John Clark, happy to talk about a new anthology coming out on October 22. Dark Maine contains 21 tales, some new, others having appeared in anthologies over the past twenty years or so. Unlike Hardscrabble Kids which came out last year, these are definitely not for children or the faint of heart.
I’ve allowed the darker portion of my humor and imagination to roam free in the creation of these tales. Sandy Emerson probable arrested a number of folks during his career that resemble characters in these stories. Here’s the line-up
In Your Dreams
Posh Digs
With Great Relish
Bad Example
Lady Be Good to Me
Living Up To My Name
Tower Mountain
Fed Up
Knee Socks
In A Town Most Forgotten
Dead Letter Office
My Toes
Love Your Veggies
Martin Gets It
The Unexpected Gift
Snuff Bunny
A New Wrinkle
Not So Neighborly
The Smell Never Leaves
Just Passing Through
The Man In The Glass
Schoolyard Bullies
Perfect Choice
Getting Even
Backup Plan
In them you’ll meet a couple characters whose traumatic brain injuries erased their consciences with interesting results, a girl returning to a dying town to confront her abusive father, and a ghost who hitchhikes. In others, you’ll meet a group of hardscrabble townspeople who mete out justice when one of them gets greedy.
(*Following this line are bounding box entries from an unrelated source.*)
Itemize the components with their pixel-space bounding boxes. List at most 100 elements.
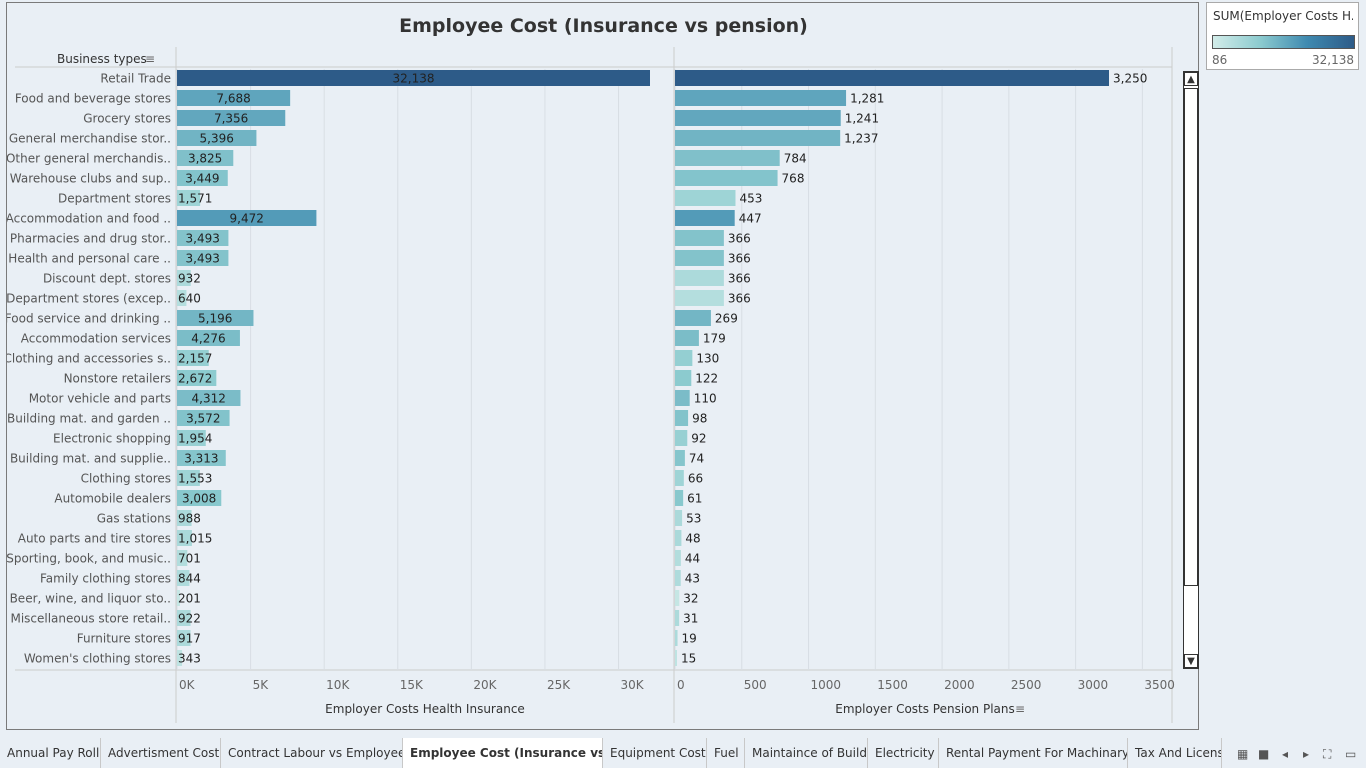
tab-contract-labour[interactable]: Contract Labour vs Employee	[221, 738, 403, 768]
dashboard: Employee Cost (Insurance vs pension) Bus…	[6, 2, 1199, 730]
bar	[177, 150, 234, 166]
grid-view-icon[interactable]: ▦	[1237, 747, 1249, 761]
data-label: 122	[695, 372, 718, 386]
category-label: Women's clothing stores	[24, 652, 171, 666]
scroll-up-icon[interactable]: ▲	[1184, 72, 1198, 86]
category-label: Nonstore retailers	[64, 372, 171, 386]
bar	[177, 130, 257, 146]
x-tick-label: 20K	[473, 678, 497, 692]
data-label: 1,241	[845, 112, 879, 126]
bar	[675, 330, 699, 346]
category-label: Other general merchandis..	[7, 152, 171, 166]
data-label: 1,281	[850, 92, 884, 106]
bar	[675, 510, 683, 526]
x-tick-label: 30K	[621, 678, 645, 692]
tab-maintaince-of-build[interactable]: Maintaince of Build	[745, 738, 868, 768]
category-label: Clothing stores	[81, 472, 171, 486]
bar	[675, 310, 711, 326]
legend-gradient	[1212, 35, 1355, 49]
bar	[177, 310, 254, 326]
bar	[675, 130, 841, 146]
data-label: 1,015	[178, 532, 212, 546]
category-label: Grocery stores	[83, 112, 171, 126]
data-label: 98	[692, 412, 707, 426]
data-label: 3,825	[188, 152, 222, 166]
x-tick-label: 1500	[877, 678, 908, 692]
bar	[177, 550, 188, 566]
tab-employee-cost[interactable]: Employee Cost (Insurance vs p...	[403, 738, 603, 768]
category-label: General merchandise stor..	[9, 132, 171, 146]
data-label: 7,356	[214, 112, 248, 126]
fullscreen-icon[interactable]: ⛶	[1323, 747, 1332, 761]
data-label: 453	[739, 192, 762, 206]
data-label: 447	[739, 212, 762, 226]
bar	[675, 150, 780, 166]
bar	[675, 210, 735, 226]
bar	[675, 410, 689, 426]
data-label: 844	[178, 572, 201, 586]
data-label: 3,008	[182, 492, 216, 506]
tab-fuel[interactable]: Fuel	[707, 738, 745, 768]
category-label: Motor vehicle and parts	[29, 392, 171, 406]
tab-rental-payment[interactable]: Rental Payment For Machinary	[939, 738, 1128, 768]
scroll-thumb[interactable]	[1184, 88, 1198, 586]
scroll-down-icon[interactable]: ▼	[1184, 654, 1198, 668]
data-label: 1,954	[178, 432, 212, 446]
bar	[177, 190, 201, 206]
data-label: 48	[685, 532, 700, 546]
present-icon[interactable]: ▭	[1345, 747, 1357, 761]
tab-electricity[interactable]: Electricity	[868, 738, 939, 768]
filmstrip-icon[interactable]: ■	[1258, 747, 1270, 761]
category-label: Discount dept. stores	[43, 272, 171, 286]
chart-title: Employee Cost (Insurance vs pension)	[399, 15, 808, 37]
data-label: 5,196	[198, 312, 232, 326]
category-header: Business types	[57, 52, 147, 66]
data-label: 9,472	[230, 212, 264, 226]
data-label: 988	[178, 512, 201, 526]
data-label: 269	[715, 312, 738, 326]
category-label: Food service and drinking ..	[7, 312, 171, 326]
tab-annual-pay-roll[interactable]: Annual Pay Roll	[0, 738, 101, 768]
bar	[675, 370, 692, 386]
category-label: Department stores	[58, 192, 171, 206]
category-label: Gas stations	[97, 512, 171, 526]
bar	[177, 390, 241, 406]
next-sheet-icon[interactable]: ▸	[1303, 747, 1310, 761]
category-label: Food and beverage stores	[15, 92, 171, 106]
bar	[675, 250, 724, 266]
data-label: 366	[728, 232, 751, 246]
data-label: 43	[685, 572, 700, 586]
bar	[177, 330, 240, 346]
category-label: Clothing and accessories s..	[7, 352, 171, 366]
legend-title: SUM(Employer Costs H...	[1213, 9, 1353, 23]
tab-tax-and-license[interactable]: Tax And License	[1128, 738, 1222, 768]
x-axis-label: Employer Costs Health Insurance	[325, 702, 525, 716]
sheet-tabs: Annual Pay Roll Advertisment Cost Contra…	[0, 738, 1366, 768]
tab-equipment-cost[interactable]: Equipment Cost	[603, 738, 707, 768]
bar	[675, 550, 681, 566]
bar	[675, 110, 841, 126]
bar	[675, 190, 736, 206]
data-label: 32	[683, 592, 698, 606]
bar	[177, 450, 226, 466]
data-label: 366	[728, 292, 751, 306]
data-label: 7,688	[216, 92, 250, 106]
tab-advertisment-cost[interactable]: Advertisment Cost	[101, 738, 221, 768]
bar	[675, 450, 685, 466]
category-label: Furniture stores	[77, 632, 171, 646]
legend-min: 86	[1212, 53, 1228, 67]
vertical-scrollbar[interactable]: ▲ ▼	[1183, 71, 1199, 669]
bar	[675, 490, 684, 506]
bar	[675, 290, 724, 306]
bar	[177, 210, 317, 226]
data-label: 53	[686, 512, 701, 526]
prev-sheet-icon[interactable]: ◂	[1282, 747, 1289, 761]
bar	[177, 370, 217, 386]
bar	[675, 610, 680, 626]
bar	[177, 490, 222, 506]
bar	[675, 630, 678, 646]
category-label: Pharmacies and drug stor..	[10, 232, 171, 246]
bar	[675, 470, 684, 486]
bar	[177, 510, 192, 526]
category-label: Building mat. and supplie..	[10, 452, 171, 466]
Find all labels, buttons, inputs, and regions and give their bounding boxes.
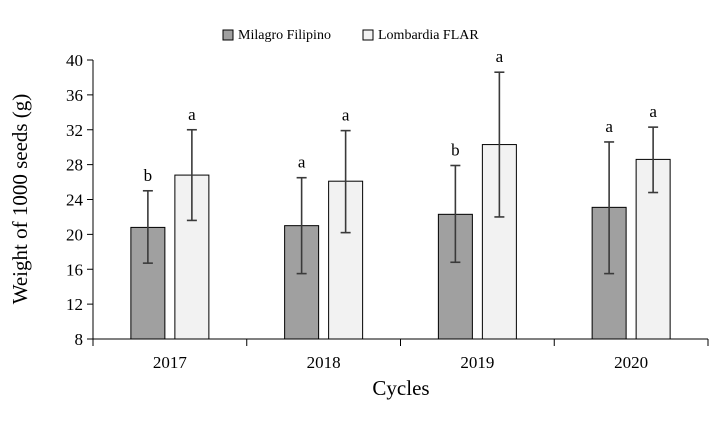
y-tick-label: 20 bbox=[66, 225, 83, 244]
significance-letter: b bbox=[144, 166, 153, 185]
legend-swatch bbox=[222, 29, 234, 41]
x-axis: 2017 2018 2019 2020 bbox=[92, 338, 709, 372]
y-tick-label: 16 bbox=[66, 260, 83, 279]
y-tick-label: 36 bbox=[66, 86, 83, 105]
y-axis-label: Weight of 1000 seeds (g) bbox=[8, 94, 32, 305]
bars: b a a a b a a a bbox=[130, 47, 671, 340]
x-axis-label: Cycles bbox=[372, 376, 429, 400]
significance-letter: a bbox=[605, 117, 613, 136]
legend-label: Milagro Filipino bbox=[238, 28, 331, 43]
y-tick-label: 40 bbox=[66, 51, 83, 70]
significance-letter: a bbox=[649, 102, 657, 121]
x-tick-label: 2018 bbox=[307, 353, 341, 372]
y-tick-label: 24 bbox=[66, 191, 84, 210]
y-tick-label: 12 bbox=[66, 295, 83, 314]
x-tick-label: 2019 bbox=[460, 353, 494, 372]
x-tick-label: 2017 bbox=[153, 353, 188, 372]
legend: Milagro Filipino Lombardia FLAR bbox=[222, 28, 479, 43]
y-tick-label: 32 bbox=[66, 121, 83, 140]
x-tick-label: 2020 bbox=[614, 353, 648, 372]
significance-letter: a bbox=[342, 106, 350, 125]
y-tick-label: 8 bbox=[75, 330, 84, 349]
legend-swatch bbox=[362, 29, 374, 41]
significance-letter: a bbox=[496, 47, 504, 66]
significance-letter: a bbox=[298, 153, 306, 172]
y-axis: 8 12 16 20 24 28 32 36 40 bbox=[66, 51, 94, 349]
significance-letter: b bbox=[451, 140, 460, 159]
significance-letter: a bbox=[188, 105, 196, 124]
bar bbox=[130, 226, 166, 340]
legend-label: Lombardia FLAR bbox=[378, 28, 479, 43]
y-tick-label: 28 bbox=[66, 156, 83, 175]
In another a greedy lawyer gets his comeuppance at a Thanksgiving dinner, while another man whose retirement tranquility is destroyed by neighbors with a rogue turkey.
Read on and you’ll meet a man working in a most unusual office in a small Maine town, a recovering alcoholic who is held prisoner by a recurring dream, a wealthy woman whose gardening obsessions cause problems, a college graduate tormented by a rogue cop who gets a most satisfying revenge years later, a domestic abuser whose punishment is the perfect antidote, a desperate charter boat operator who cuts a very unique deal, a high school student whose cousin steals his science experiment with disastrous results, and what happens after a rural tannery goes bankrupt and is reopened by new owners.
I make no apologies for any mayhem happening in these tales. They’re representative of the darkness that lurks in my head, and, I suspect in the minds of many writers. Come next spring, if this book has any success, I’ll publish another which I’m calling Sometimes Dark, Sometimes Light, Always Maine.
Beautiful post
Amazing.
Sounds wonderful!
You are scarily prolific, John. And in these (I have read some of them) just plain scary. Good luck with this exciting new project.